Membangun Alternatif Pengelolaan Sampah
Untuk menangani permasalahan sampah di Kota Jogjakarta, maka secara menyeluruh perlu dilakukan alternatif-alternatif pengelolaan. Secara serius pemerintah kota harus membangun komitmen dan konsistensi program pengelolaan sampah.
Selama ini pengelolaan persampahan, terutama di kota Jogjakarta, tidak berjalan dengan efisien dan efektif karena pengelolaan sampah bersifat terpusat. Misalnya saja, seluruh sampah dari kota Jogjakarta harus dibuang di Tempat Pembuangan Akhir di daerah Piyungan Bantul. Regulasi dalam bentuk perda yang sekarang ada pun masih mengarah pada retribusi dan pembuangan . Dapat dibayangkan berapa ongkos yang harus dikeluarkan untuk ini. Belum lagi, sampah yang dibuang masih tercampur antara sampah basah dan sampah kering.

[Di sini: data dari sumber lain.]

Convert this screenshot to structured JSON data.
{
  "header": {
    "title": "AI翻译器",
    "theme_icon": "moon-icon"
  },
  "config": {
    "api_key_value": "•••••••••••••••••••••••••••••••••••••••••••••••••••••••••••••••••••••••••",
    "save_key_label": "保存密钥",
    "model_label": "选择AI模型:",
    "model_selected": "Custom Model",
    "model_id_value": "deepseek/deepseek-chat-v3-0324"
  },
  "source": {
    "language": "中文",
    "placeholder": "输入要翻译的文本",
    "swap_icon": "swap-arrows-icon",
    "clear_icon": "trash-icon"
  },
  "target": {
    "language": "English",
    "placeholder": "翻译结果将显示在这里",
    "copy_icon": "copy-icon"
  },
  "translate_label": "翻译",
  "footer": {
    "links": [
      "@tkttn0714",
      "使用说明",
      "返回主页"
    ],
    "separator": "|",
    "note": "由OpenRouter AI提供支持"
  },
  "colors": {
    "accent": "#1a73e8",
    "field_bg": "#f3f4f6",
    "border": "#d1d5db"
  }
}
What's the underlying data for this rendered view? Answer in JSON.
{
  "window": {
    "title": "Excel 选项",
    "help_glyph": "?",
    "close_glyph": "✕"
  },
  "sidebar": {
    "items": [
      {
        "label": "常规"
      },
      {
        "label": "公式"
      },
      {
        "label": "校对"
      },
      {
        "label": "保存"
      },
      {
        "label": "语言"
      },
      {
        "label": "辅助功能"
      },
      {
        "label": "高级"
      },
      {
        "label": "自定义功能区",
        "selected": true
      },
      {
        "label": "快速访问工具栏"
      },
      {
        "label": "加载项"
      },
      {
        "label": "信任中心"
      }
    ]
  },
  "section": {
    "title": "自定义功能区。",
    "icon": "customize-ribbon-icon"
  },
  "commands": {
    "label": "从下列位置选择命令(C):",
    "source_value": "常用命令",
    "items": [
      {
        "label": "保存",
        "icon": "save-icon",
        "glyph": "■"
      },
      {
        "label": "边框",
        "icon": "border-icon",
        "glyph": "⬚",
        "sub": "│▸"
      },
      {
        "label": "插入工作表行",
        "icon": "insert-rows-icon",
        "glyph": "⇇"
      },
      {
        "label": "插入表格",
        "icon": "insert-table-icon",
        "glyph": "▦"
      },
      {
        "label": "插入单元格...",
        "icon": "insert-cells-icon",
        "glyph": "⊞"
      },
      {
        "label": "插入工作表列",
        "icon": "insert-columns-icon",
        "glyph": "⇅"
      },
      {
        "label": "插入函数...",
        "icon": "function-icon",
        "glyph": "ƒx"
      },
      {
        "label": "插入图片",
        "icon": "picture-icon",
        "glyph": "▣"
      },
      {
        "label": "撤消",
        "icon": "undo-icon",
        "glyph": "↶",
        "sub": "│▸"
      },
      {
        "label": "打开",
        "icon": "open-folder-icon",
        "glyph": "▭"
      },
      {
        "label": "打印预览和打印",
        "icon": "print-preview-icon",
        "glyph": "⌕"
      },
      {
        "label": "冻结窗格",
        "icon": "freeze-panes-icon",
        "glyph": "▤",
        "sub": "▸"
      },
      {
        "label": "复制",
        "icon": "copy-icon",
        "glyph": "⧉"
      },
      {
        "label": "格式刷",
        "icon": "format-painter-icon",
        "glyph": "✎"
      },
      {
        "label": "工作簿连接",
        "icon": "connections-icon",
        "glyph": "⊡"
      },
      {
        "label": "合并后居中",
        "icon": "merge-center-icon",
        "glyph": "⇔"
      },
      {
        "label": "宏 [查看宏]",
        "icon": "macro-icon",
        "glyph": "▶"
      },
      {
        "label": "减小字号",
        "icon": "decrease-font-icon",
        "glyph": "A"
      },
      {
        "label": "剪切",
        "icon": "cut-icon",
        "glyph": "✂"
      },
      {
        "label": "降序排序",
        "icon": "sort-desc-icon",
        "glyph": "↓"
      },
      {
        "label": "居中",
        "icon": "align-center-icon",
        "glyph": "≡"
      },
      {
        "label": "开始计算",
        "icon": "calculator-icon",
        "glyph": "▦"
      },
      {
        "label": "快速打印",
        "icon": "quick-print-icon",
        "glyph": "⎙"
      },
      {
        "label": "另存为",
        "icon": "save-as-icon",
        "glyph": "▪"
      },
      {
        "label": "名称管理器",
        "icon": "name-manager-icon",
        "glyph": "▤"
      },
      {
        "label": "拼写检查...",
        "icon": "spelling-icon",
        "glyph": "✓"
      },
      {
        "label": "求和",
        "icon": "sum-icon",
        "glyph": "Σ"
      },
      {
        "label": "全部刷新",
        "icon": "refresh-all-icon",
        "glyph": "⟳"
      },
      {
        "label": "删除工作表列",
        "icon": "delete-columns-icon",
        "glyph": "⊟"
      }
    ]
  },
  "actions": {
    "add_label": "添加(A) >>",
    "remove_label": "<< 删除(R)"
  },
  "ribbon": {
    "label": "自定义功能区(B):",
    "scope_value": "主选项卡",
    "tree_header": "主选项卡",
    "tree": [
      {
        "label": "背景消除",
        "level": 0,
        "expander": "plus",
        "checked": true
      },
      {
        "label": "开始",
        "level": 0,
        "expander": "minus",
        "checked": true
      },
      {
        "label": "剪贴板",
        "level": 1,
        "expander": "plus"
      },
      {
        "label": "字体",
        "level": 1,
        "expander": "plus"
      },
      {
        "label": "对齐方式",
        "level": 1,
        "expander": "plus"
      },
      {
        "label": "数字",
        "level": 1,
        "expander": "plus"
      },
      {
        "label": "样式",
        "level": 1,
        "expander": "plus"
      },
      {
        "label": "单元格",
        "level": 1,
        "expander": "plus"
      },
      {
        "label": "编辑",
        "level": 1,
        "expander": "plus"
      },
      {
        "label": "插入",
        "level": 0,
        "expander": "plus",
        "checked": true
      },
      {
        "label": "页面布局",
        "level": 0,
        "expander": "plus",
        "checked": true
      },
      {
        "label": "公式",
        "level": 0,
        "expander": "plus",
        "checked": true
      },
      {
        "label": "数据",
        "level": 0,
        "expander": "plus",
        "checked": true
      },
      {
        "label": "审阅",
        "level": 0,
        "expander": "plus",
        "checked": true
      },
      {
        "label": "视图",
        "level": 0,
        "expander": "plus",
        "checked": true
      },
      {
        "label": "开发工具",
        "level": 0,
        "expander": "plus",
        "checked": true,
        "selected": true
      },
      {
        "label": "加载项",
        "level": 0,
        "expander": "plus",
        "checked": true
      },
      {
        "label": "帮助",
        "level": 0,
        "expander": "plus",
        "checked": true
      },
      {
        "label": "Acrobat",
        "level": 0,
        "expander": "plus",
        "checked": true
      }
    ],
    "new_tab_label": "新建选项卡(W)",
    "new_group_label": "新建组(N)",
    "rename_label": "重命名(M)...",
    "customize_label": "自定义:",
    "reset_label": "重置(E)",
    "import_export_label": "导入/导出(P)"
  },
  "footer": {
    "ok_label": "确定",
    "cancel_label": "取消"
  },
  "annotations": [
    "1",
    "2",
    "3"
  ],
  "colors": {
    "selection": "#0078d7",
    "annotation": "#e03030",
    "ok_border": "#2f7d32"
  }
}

Regulasi pengelolaan sampah secara terpusat mengarah pada sistem buang – angkut dan berakhir di tempat pembuangan akhir (TPA) harus dirubah kearah meminimalisir buangan sampah. Pada prinsipnya pengelolaan sampah haruslah dilakukan sedekat mungkin dengan sumbernya dengan membangun alternatif-alternatif yang bisa menangani semua permasalahan pembuangan sampah dengan cara mendaur-ulang semua limbah yang dibuang kembali ke ekonomi masyarakat atau ke alam.

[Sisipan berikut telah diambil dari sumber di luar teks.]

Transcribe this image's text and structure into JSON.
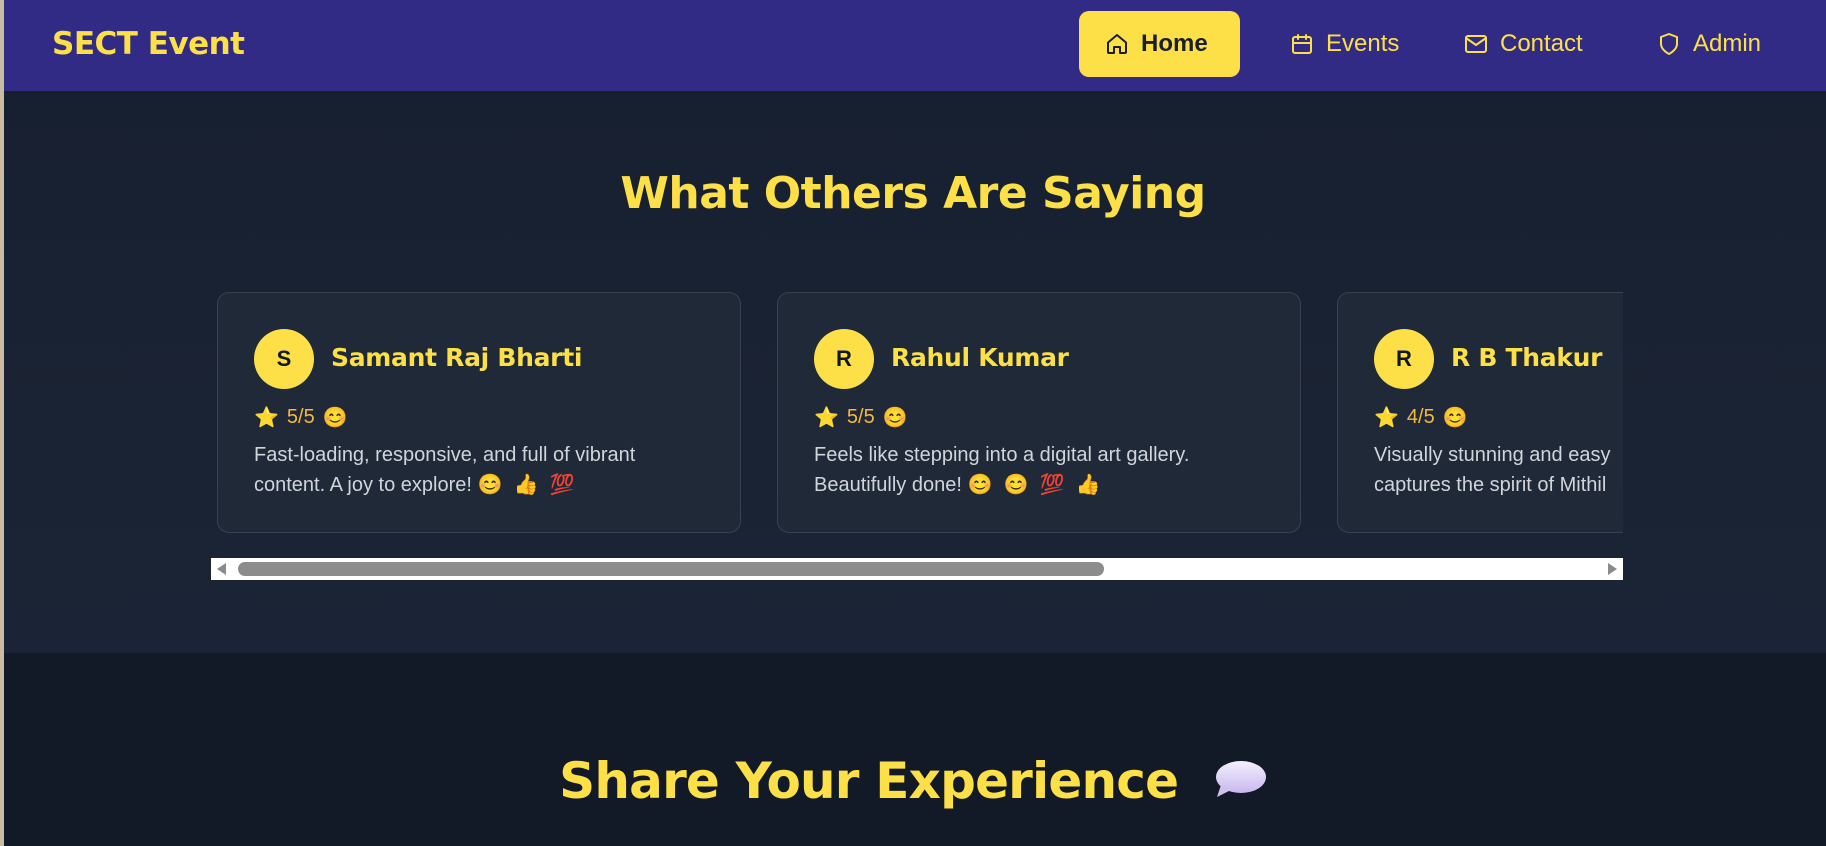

Untuk mencapai hal tersebut, asumsi “membuang” dalam pengelolaan sampah yang harus diganti dengan tiga prinsip–prinsip baru sbb :
Pertama, Sampah yang dibuang harus dipilah, sehingga tiap bagian dapat dikomposkan atau didaur-ulang secara optimal, daripada dibuang ke sistem pembuangan yang tercampur seperti yang ada saat ini.

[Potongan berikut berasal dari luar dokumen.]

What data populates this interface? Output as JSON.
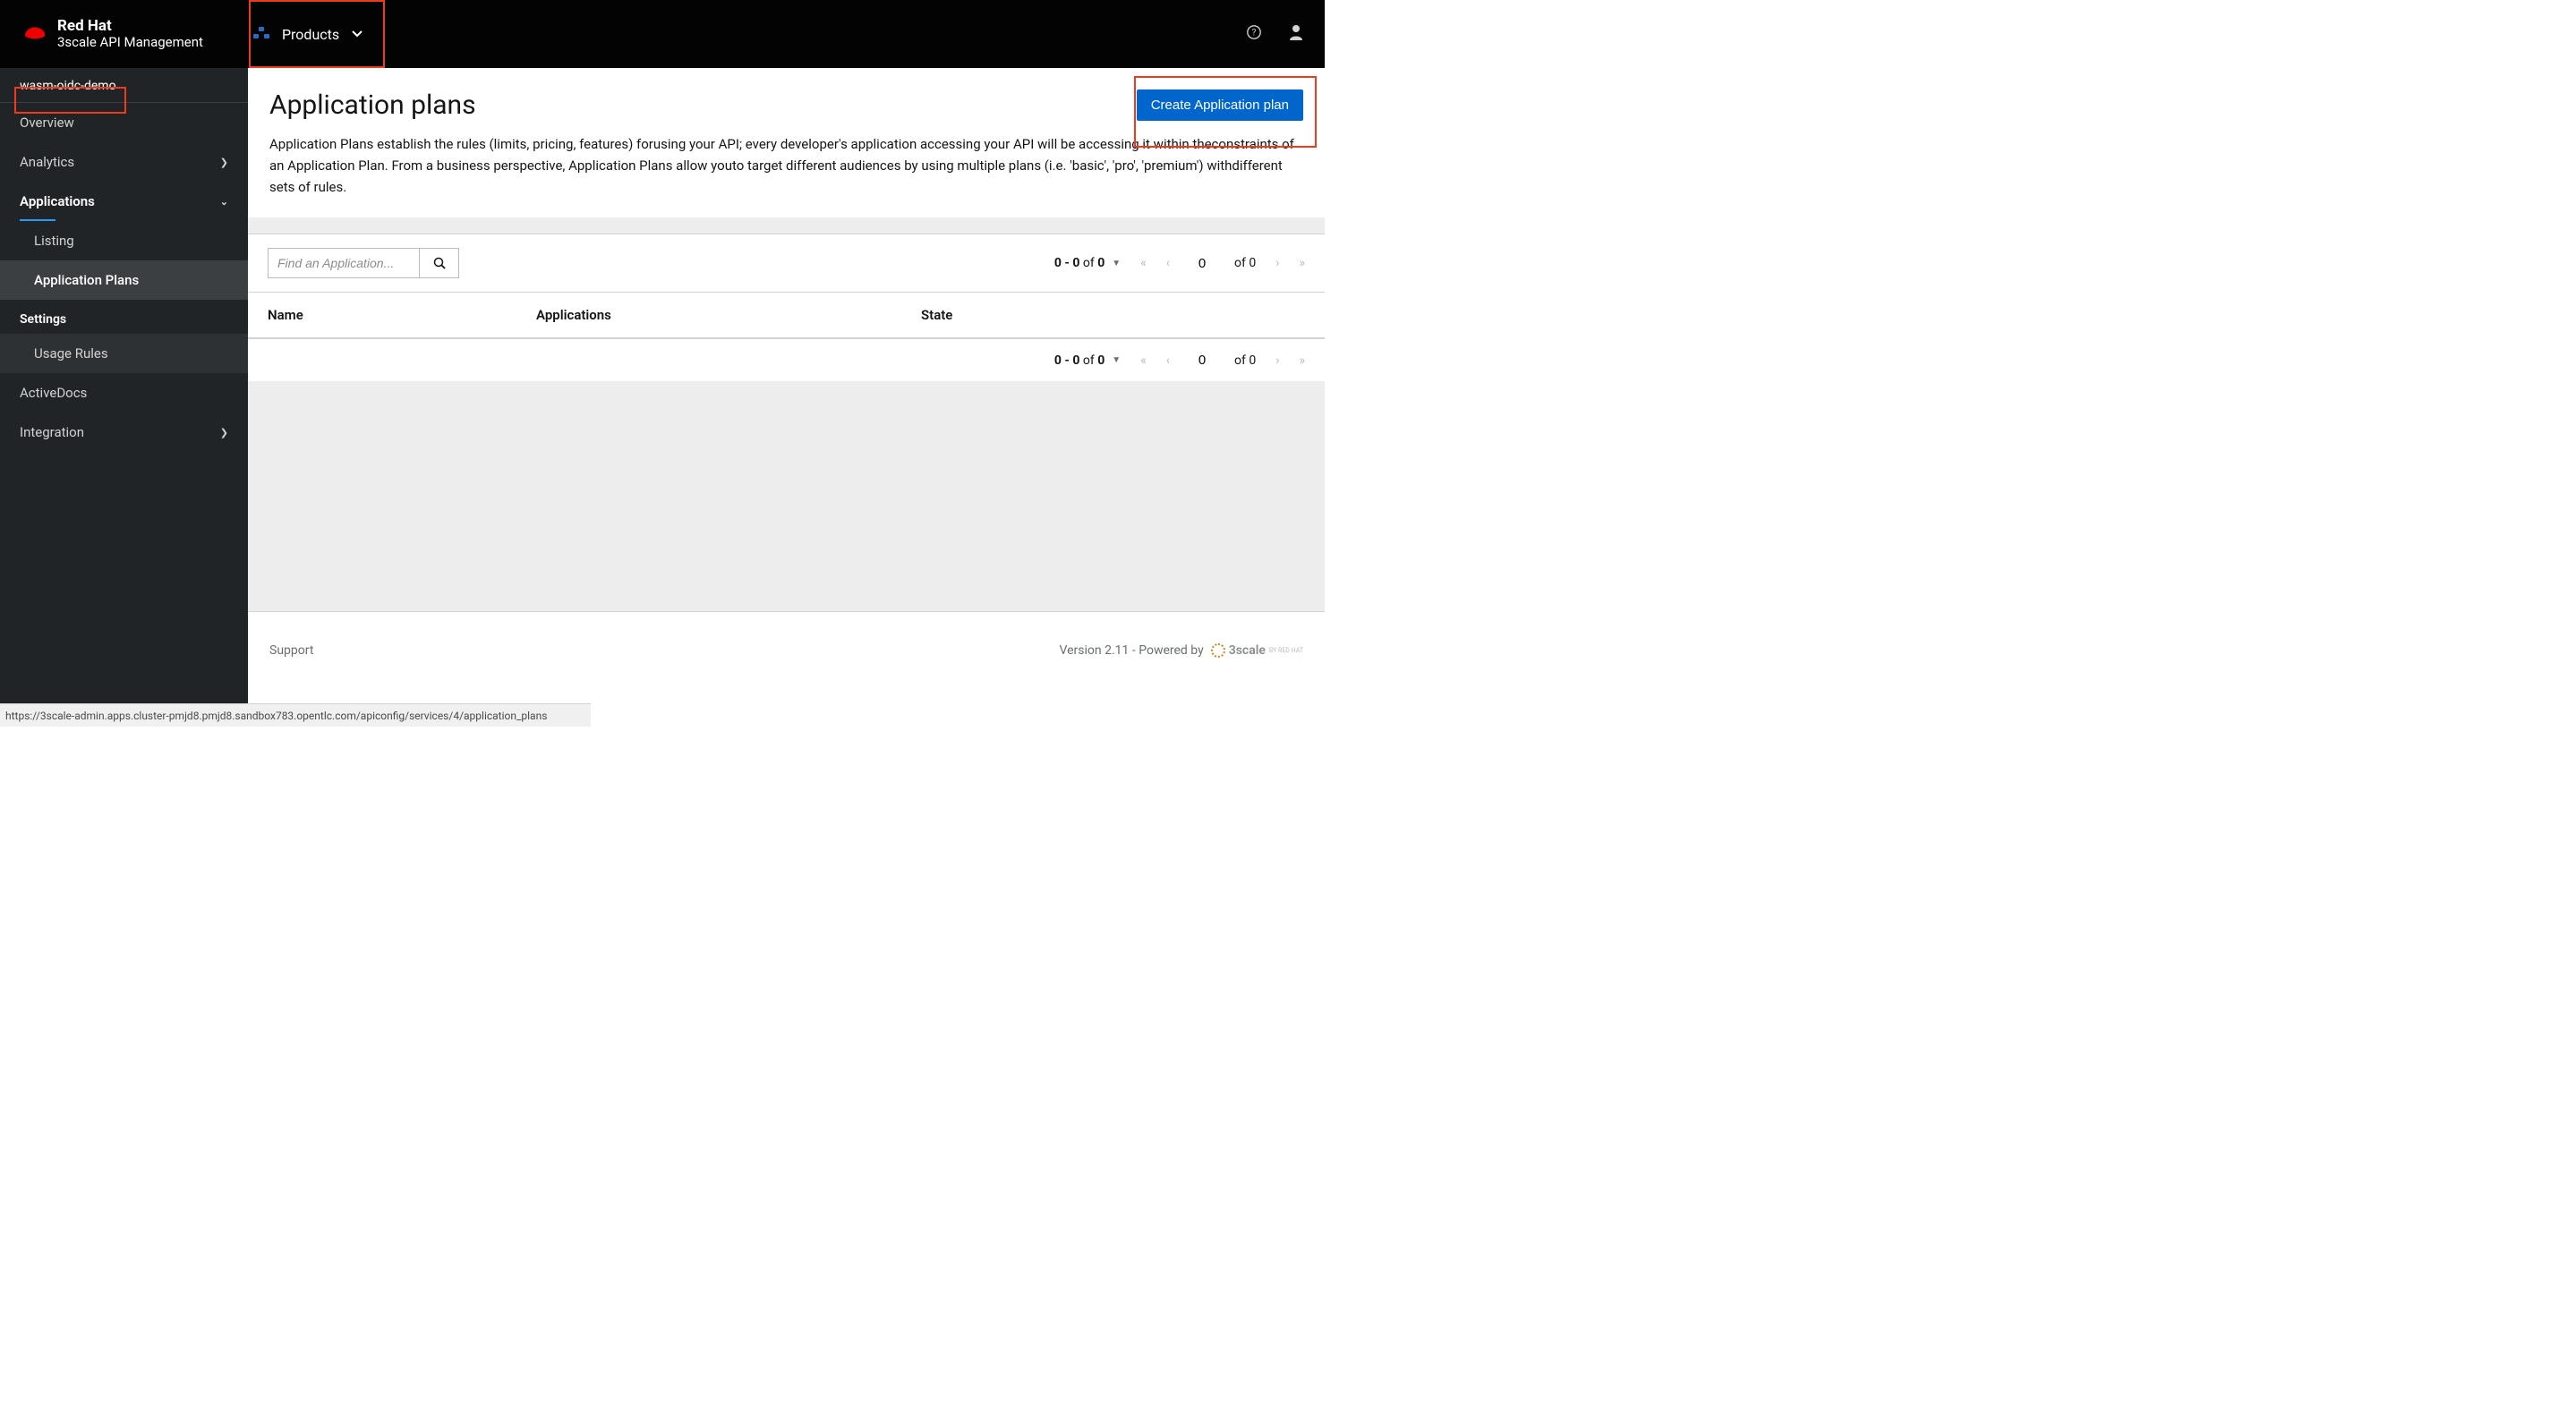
{
  "brand": {
    "line1": "Red Hat",
    "line2": "3scale API Management"
  },
  "topnav": {
    "products_label": "Products"
  },
  "sidebar": {
    "product_name": "wasm-oidc-demo",
    "items": {
      "overview": "Overview",
      "analytics": "Analytics",
      "applications": "Applications",
      "listing": "Listing",
      "app_plans": "Application Plans",
      "settings_group": "Settings",
      "usage_rules": "Usage Rules",
      "activedocs": "ActiveDocs",
      "integration": "Integration"
    }
  },
  "page": {
    "title": "Application plans",
    "create_btn": "Create Application plan",
    "description": "Application Plans establish the rules (limits, pricing, features) forusing your API; every developer's application accessing your API will be accessing it within theconstraints of an Application Plan. From a business perspective, Application Plans allow youto target different audiences by using multiple plans (i.e. 'basic', 'pro', 'premium') withdifferent sets of rules."
  },
  "toolbar": {
    "search_placeholder": "Find an Application...",
    "range_text": "0 - 0",
    "of_label": "of",
    "total": "0",
    "page_current": "0",
    "page_total": "0"
  },
  "table": {
    "columns": {
      "name": "Name",
      "apps": "Applications",
      "state": "State"
    },
    "rows": []
  },
  "footer": {
    "support": "Support",
    "version": "Version 2.11 - Powered by",
    "logo": "3scale",
    "byredhat": "BY RED HAT"
  },
  "statusbar": {
    "url": "https://3scale-admin.apps.cluster-pmjd8.pmjd8.sandbox783.opentlc.com/apiconfig/services/4/application_plans"
  }
}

Kedua, pemerintah Kota harus mau mendesak industri-industri yang memasarkan produknya ke wilayah Kota Jogjakarta agar mendesain ulang produk-produk berdasarkan prinsip reduce, reuse, recyle replace serta mensosialisasikan kepada konsumennya prinsip memilah sampah untuk memudahkan proses daur-ulang produk tersebut. Prinsip ini berlaku untuk semua jenis dan alur sampah. Pembuangan sampah yang tercampur merusak dan mengurangi nilai dari material yang mungkin masih bisa dimanfaatkan lagi.
Ketiga, program pengelolaan sampah di Kota Jogjakarta harus disesuaikan dengan kondisi setempat agar berhasil, dan tidak mungkin dibuat sama dengan kota lainnya. Program pengelolaan sampah seharusnya tidak begitu saja mengikuti pola program yang telah berhasil dilakukan di negara-negara maju, mengingat perbedaan kondisi-kondisi fisik, ekonomi, hukum dan budaya. Khususnya sektor informal di Jogjakarta tukang sampah atau pemulung merupakan suatu komponen penting dalam sistem penanganan sampah yang ada saat ini, dan peningkatan kinerja mereka harus menjadi komponen utama dalam sistem penanganan sampah.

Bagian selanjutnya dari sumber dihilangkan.